No surprises here. They are still the same faces, but in different positions. Some have just been replaced by their spouses, thus extending their power to three more years.
We can be bitter all we want. We can tell the others that we don’t like how the results turned out. We can bash our opponents.
And still there will be no surprises in the end.
If it doesn’t work, look for another way.
There’s this line from one marketing guru who said that we cannot change how people think, but we can change the circumstances they live in.
If a person believes that he has to vote for the person who gave him money or a job, you cannot change that belief. Either you accept that or kill him.
People will have their reasons in voting for a ‘bad’ candidate. But if there’s one major reason I think I see, that would be the lack of empowerment among the majority of the voters, once again, in the local scene.
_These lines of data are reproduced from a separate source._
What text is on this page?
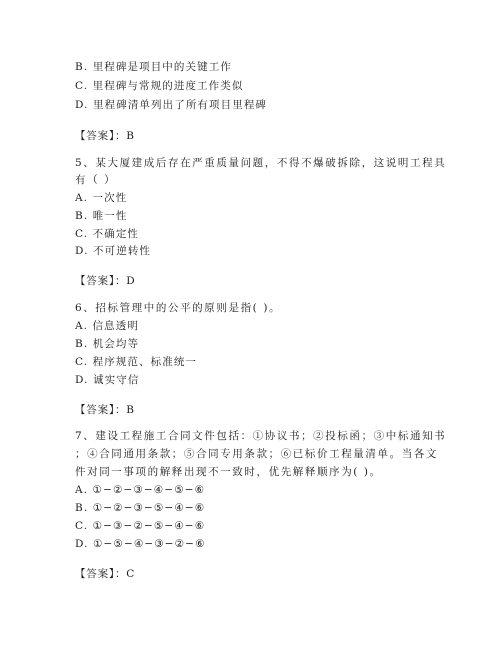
B. 里程碑是项目中的关键工作
C. 里程碑与常规的进度工作类似
D. 里程碑清单列出了所有项目里程碑
【答案】：B
5、某大厦建成后存在严重质量问题，不得不爆破拆除，这说明工程具
有（ ）
A. 一次性
B. 唯一性
C. 不确定性
D. 不可逆转性
【答案】：D
6、招标管理中的公平的原则是指( )。
A. 信息透明
B. 机会均等
C. 程序规范、标准统一
D. 诚实守信
【答案】：B
7、建设工程施工合同文件包括：①协议书；②投标函；③中标通知书
；④合同通用条款；⑤合同专用条款；⑥已标价工程量清单。当各文
件对同一事项的解释出现不一致时，优先解释顺序为( )。
A. ①−②−③−④−⑤−⑥
B. ①−②−③−⑤−④−⑥
C. ①−③−②−⑤−④−⑥
D. ①−⑤−④−③−②−⑥
【答案】：C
The lack of empowerment makes it easy for people to vote for people not because of their qualifications but because they gave them several hundreds or thousands of pesos and/or a job. “Utang na loob” is a big deal among us and that would be almost impossible to remove from our psyche. Or the probability of being axed from your job because the powers that be don’t like you makes it also difficult to stand up for what you believe is right.
But if these people are empowered, if they earn enough to have a decent meal, to have decent clothes, to send their children to school, and if they know they have the power to change their destiny, then I believe that things will change for the better.
Armed with the confidence of knowing what they can do, it will be a lot more difficult to buy their votes. It’s a simplistic way of putting it, but I’m only trying to illustrate a point here.
Change their circumstance, change their lives.
And you don’t have to be a government official to do that. You can do a lot of things to change your community through your talents alone.
On the other hand, you also can’t do anything if you all you do is complain. Present solutions instead.
The elections are over, but that’s not the end of everything. Rather, it should be the start of another phase of being vigilant. Let’s take it three years at a time. Let’s try to improve things three years at a time. Things will eventually add up.
So stop complaining. Change your community in whatever way you can. And never forget to be vigilant.